Enfin, vers cinq heures, comme il regardait avec une longue-vue la route de Londres, Charley arriva, assez pâle, malgré tout son flegme…

— Il y a là un homme qui demande à parler à milord.

— Un homme ?

— Que je ne connais pas…

— Anglais ?

— Il en a l’air et l’accent…

— Que me veut-il ?

— Il ne veut voir que milord…

— Peut-être apporte-t-il des nouvelles de Joé…

— Ma foi… c’est ce que j’ai supposé au premier abord…

— Introduis cet homme… et laisse-moi.

L’homme pénétra dans la bibliothèque où se tenait lord Bradfort ; il salua respectueusement et attendit que le lord lui adressât la parole.

— Que voulez-vous de moi ? demanda Bradfort.

— Je suis un ami de Joé Wistler, répondit l’homme.

— Pourquoi vous envoie-t-il à sa place ?

— Parce qu’il est mort…

Le lord se leva comme mû par un ressort.

— Mort ?…

— Oui… en France…

— Serait-ce donc lui qui a été assassiné dans le B-14 ?

— Non… Mais il a été écrasé par un train dans une gare française dont le nom m’échappe, mais près de Valence…

— L’imbécile !… gronda le lord. Se faire sottement écraser.

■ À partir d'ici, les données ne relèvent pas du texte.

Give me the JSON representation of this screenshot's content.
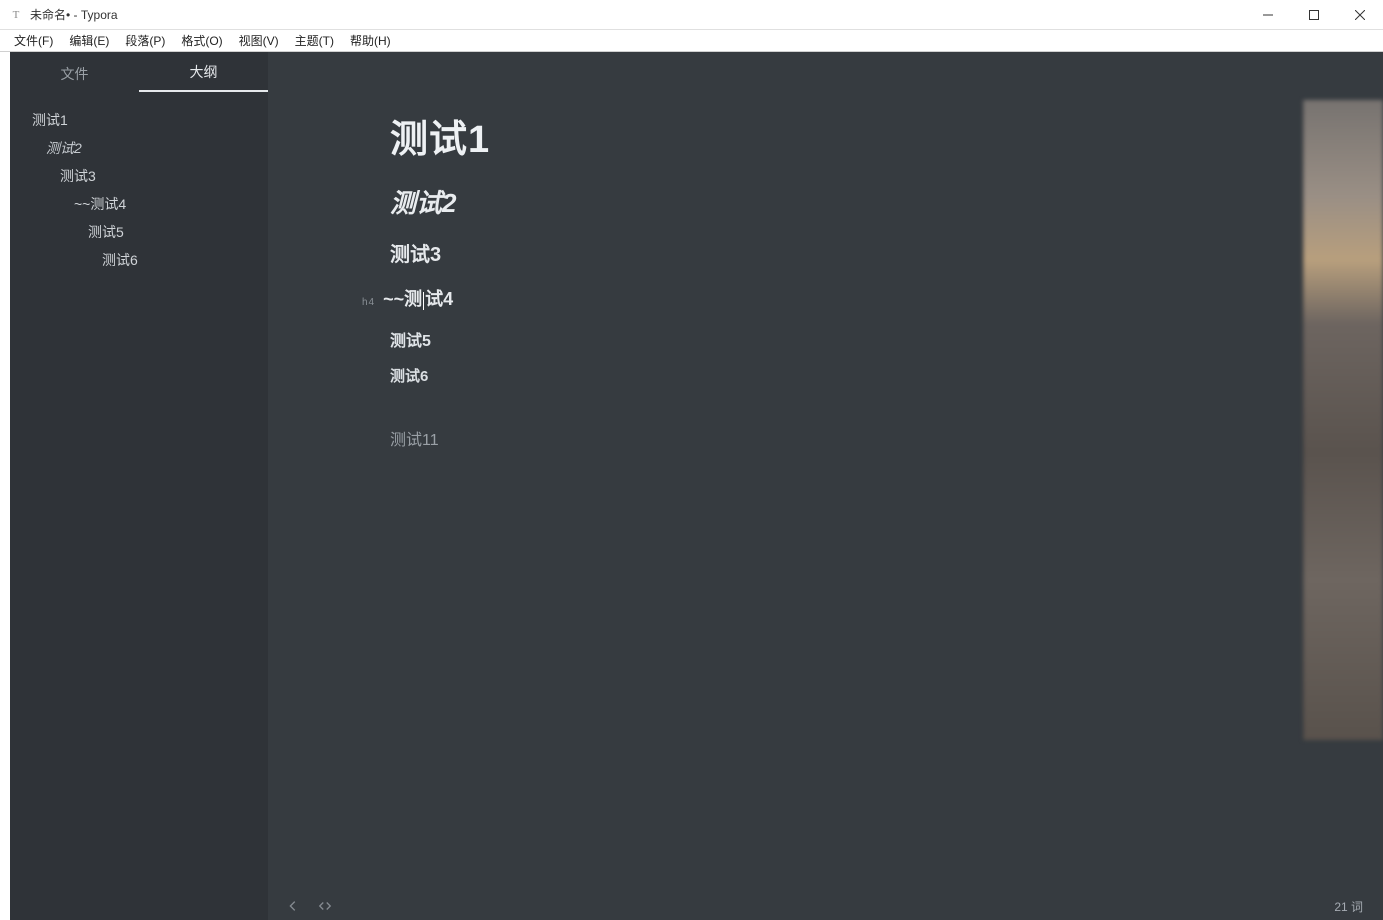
{
  "window": {
    "title": "未命名• - Typora",
    "icon_label": "T"
  },
  "menu": {
    "file": "文件(F)",
    "edit": "编辑(E)",
    "paragraph": "段落(P)",
    "format": "格式(O)",
    "view": "视图(V)",
    "theme": "主题(T)",
    "help": "帮助(H)"
  },
  "sidebar": {
    "tabs": {
      "files": "文件",
      "outline": "大纲"
    },
    "outline": [
      {
        "label": "测试1",
        "level": 1
      },
      {
        "label": "测试2",
        "level": 2
      },
      {
        "label": "测试3",
        "level": 3
      },
      {
        "label": "~~测试4",
        "level": 4
      },
      {
        "label": "测试5",
        "level": 5
      },
      {
        "label": "测试6",
        "level": 6
      }
    ]
  },
  "document": {
    "h1": "测试1",
    "h2": "测试2",
    "h3": "测试3",
    "h4_hint": "h4",
    "h4": "~~测试4",
    "h5": "测试5",
    "h6": "测试6",
    "para": "测试11"
  },
  "status": {
    "word_count": "21 词"
  }
}
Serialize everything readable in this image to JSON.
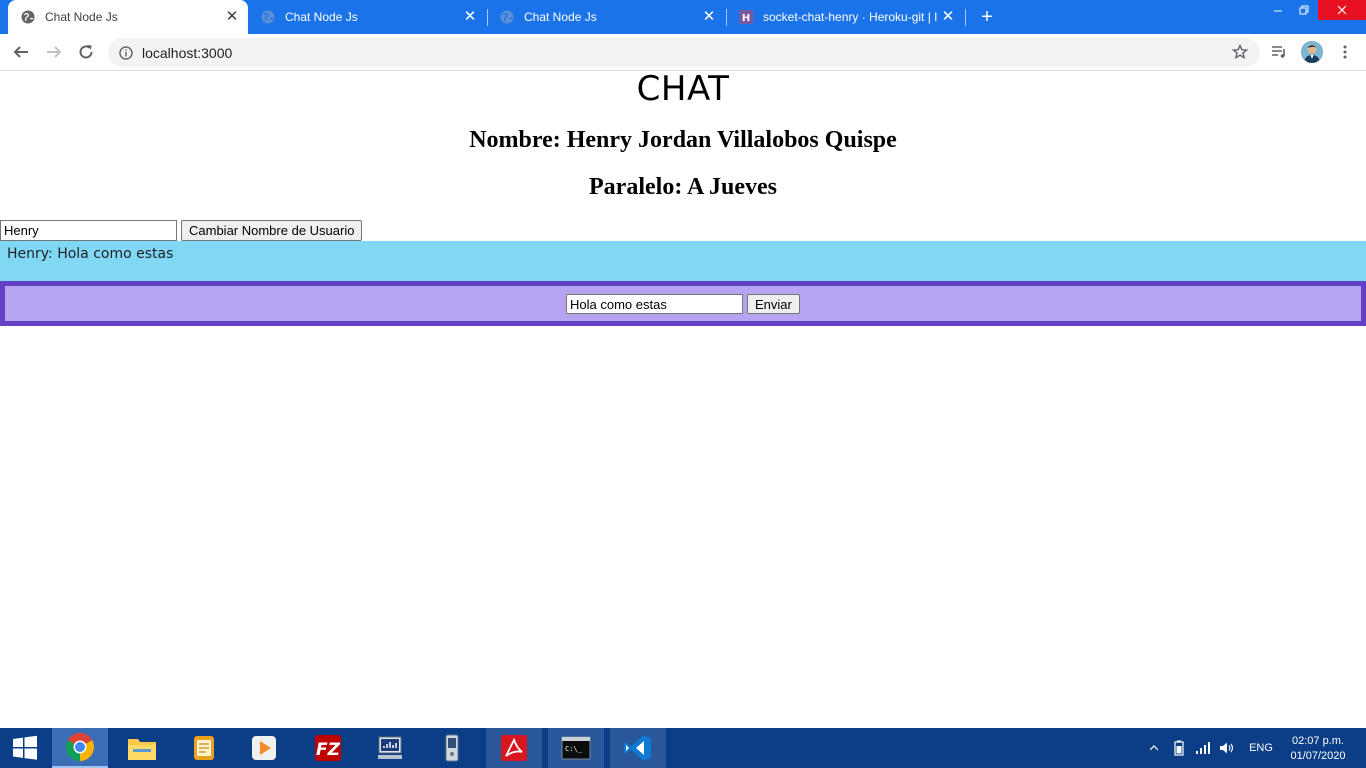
{
  "browser": {
    "tabs": [
      {
        "title": "Chat Node Js",
        "active": true
      },
      {
        "title": "Chat Node Js",
        "active": false
      },
      {
        "title": "Chat Node Js",
        "active": false
      },
      {
        "title": "socket-chat-henry · Heroku-git | I",
        "active": false
      }
    ],
    "url": "localhost:3000"
  },
  "page": {
    "heading": "CHAT",
    "name_line": "Nombre: Henry Jordan Villalobos Quispe",
    "paralelo_line": "Paralelo: A Jueves",
    "username_value": "Henry",
    "change_name_button": "Cambiar Nombre de Usuario",
    "messages": [
      "Henry: Hola como estas"
    ],
    "message_input_value": "Hola como estas",
    "send_button": "Enviar"
  },
  "taskbar": {
    "apps": [
      "start",
      "chrome",
      "file-explorer",
      "notes",
      "media-player",
      "filezilla",
      "network-app",
      "device-app",
      "acrobat",
      "command-prompt",
      "vscode"
    ],
    "language": "ENG",
    "time": "02:07 p.m.",
    "date": "01/07/2020"
  },
  "colors": {
    "chrome_blue": "#1a73e8",
    "messages_bg": "#80d8f5",
    "sendbar_bg": "#b7a4f1",
    "sendbar_border": "#6541c7",
    "taskbar": "#0b3e86"
  }
}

— Oh ! ce n’est pas de sa faute… À Valence, où le Bombay-Express s’arrête, on a vu un des wagons plein de sang… On a garé ce wagon où se trouvait un cadavre fraîchement assassiné… Joé se trouvait lui-même dans ce wagon… Il a eu peur, n’est-ce pas ? La justice est si curieuse… Il a sauté dans un train qui se trouvait là, miraculeusement… Quand le train s’est arrêté, dans cette petite gare dont j’ai oublié le nom, Joé a voulu changer de train… mesure de précaution… Il a donc sauté… à contre-voie. Mais, malheureusement, juste au même moment un rapide passait, à toute vapeur, et ce pauvre Joé a été proprement décapité…

— Et… les papiers ?…

— Il les avait… dans une valise !…

— Eh bien !… cette valise…

L’homme eut un geste d’impuissance :

— À cette heure… sûrement… entre les mains de la justice française…

— Malédiction !… hurla le lord, qui frappa la table d’un coup de poing formidable…

— Oui… reprit l’homme, cela est fort désagréable… La justice française, si elle découvre ces papiers, est fort capable d’en faire part au gouvernement britannique… à la Chambre des lords… et milord sera dans une situation fort inconfortable…

— Ah !… maudit Joé… damné garçon… triple buse… Aller se faire écraser bêtement, quand il avait enfin ces fameux papiers…

— Oui… cela est bien regrettable… Mais cela n’est véritablement pas la faute de ce pauvre Joé… Certes, il eût préféré, j’en suis sûr, rapporter ces papiers à Votre Excellence.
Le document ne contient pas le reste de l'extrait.